Un nouveau véhicule d’épargne, appelé « comptes Trump », est conçu pour aider la prochaine génération d’enfants américains à créer de la richesse jusqu’à l’âge adulte.
Dans le cadre du projet de loi de plusieurs milliards de dollars sur les impôts et les dépenses signé par le président Donald Trump en juillet, le gouvernement fédéral versera 1 000 dollars sur les comptes ouverts pour chaque bébé américain né dans les années à venir.
L’initiative a été renforcée le 2 décembre lorsque les milliardaires Michael et Susan Dell ont annoncé un don de 6,25 milliards de dollars pour ouvrir également des comptes pour des millions d’enfants plus âgés. D’autres grands noms du monde des affaires et de la finance, notamment le fondateur de Bridgewater Associates, Ray Dalio, et BlackRock Inc., ont rapidement suivi avec des promesses plus modestes.
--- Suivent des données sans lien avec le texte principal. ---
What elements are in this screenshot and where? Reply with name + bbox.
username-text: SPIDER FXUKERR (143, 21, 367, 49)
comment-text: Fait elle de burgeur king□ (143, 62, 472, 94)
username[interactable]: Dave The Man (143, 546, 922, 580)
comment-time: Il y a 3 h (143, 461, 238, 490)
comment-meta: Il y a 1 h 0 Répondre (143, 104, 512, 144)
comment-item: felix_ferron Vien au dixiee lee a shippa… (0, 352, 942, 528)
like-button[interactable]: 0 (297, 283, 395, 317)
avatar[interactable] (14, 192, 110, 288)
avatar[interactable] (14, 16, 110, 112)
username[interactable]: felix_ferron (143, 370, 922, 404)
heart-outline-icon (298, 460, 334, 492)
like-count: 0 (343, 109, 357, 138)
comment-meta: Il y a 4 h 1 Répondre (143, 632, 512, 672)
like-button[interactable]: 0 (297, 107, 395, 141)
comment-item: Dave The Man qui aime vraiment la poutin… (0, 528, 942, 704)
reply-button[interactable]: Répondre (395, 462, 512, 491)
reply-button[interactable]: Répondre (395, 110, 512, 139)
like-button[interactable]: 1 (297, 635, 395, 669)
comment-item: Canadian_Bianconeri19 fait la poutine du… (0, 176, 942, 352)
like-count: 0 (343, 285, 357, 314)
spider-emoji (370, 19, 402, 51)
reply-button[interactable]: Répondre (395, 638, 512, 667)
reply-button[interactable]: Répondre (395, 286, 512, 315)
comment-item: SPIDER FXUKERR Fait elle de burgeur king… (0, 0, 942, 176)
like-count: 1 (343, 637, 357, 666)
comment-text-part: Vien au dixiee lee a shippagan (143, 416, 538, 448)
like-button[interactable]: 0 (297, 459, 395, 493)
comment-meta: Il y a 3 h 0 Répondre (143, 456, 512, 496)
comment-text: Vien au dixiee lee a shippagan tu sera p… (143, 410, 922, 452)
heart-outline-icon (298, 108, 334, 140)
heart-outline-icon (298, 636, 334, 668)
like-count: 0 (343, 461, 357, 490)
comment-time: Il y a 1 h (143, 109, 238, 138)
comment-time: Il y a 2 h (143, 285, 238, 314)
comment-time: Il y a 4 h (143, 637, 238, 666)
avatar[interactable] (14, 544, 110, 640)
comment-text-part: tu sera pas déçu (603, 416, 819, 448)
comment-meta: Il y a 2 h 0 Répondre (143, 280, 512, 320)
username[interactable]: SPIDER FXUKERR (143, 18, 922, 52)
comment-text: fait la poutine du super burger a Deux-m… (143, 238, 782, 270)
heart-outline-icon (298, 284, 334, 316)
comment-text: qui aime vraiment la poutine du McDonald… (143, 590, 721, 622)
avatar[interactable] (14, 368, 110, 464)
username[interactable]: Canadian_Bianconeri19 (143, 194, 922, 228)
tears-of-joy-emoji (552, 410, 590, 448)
Les législateurs ont considérablement réduit la flexibilité et les avantages fiscaux du programme depuis la proposition initiale. Si les comptes peuvent servir de tremplin pour une épargne à long terme, il existe d’autres véhicules d’investissement, notamment les plans 529, qui offrent des avantages fiscaux plus importants.
Voici comment les comptes sont censés fonctionner et comment la nouvelle injection d’argent pourrait affecter le programme.
Comment fonctionneront les comptes de Trump ?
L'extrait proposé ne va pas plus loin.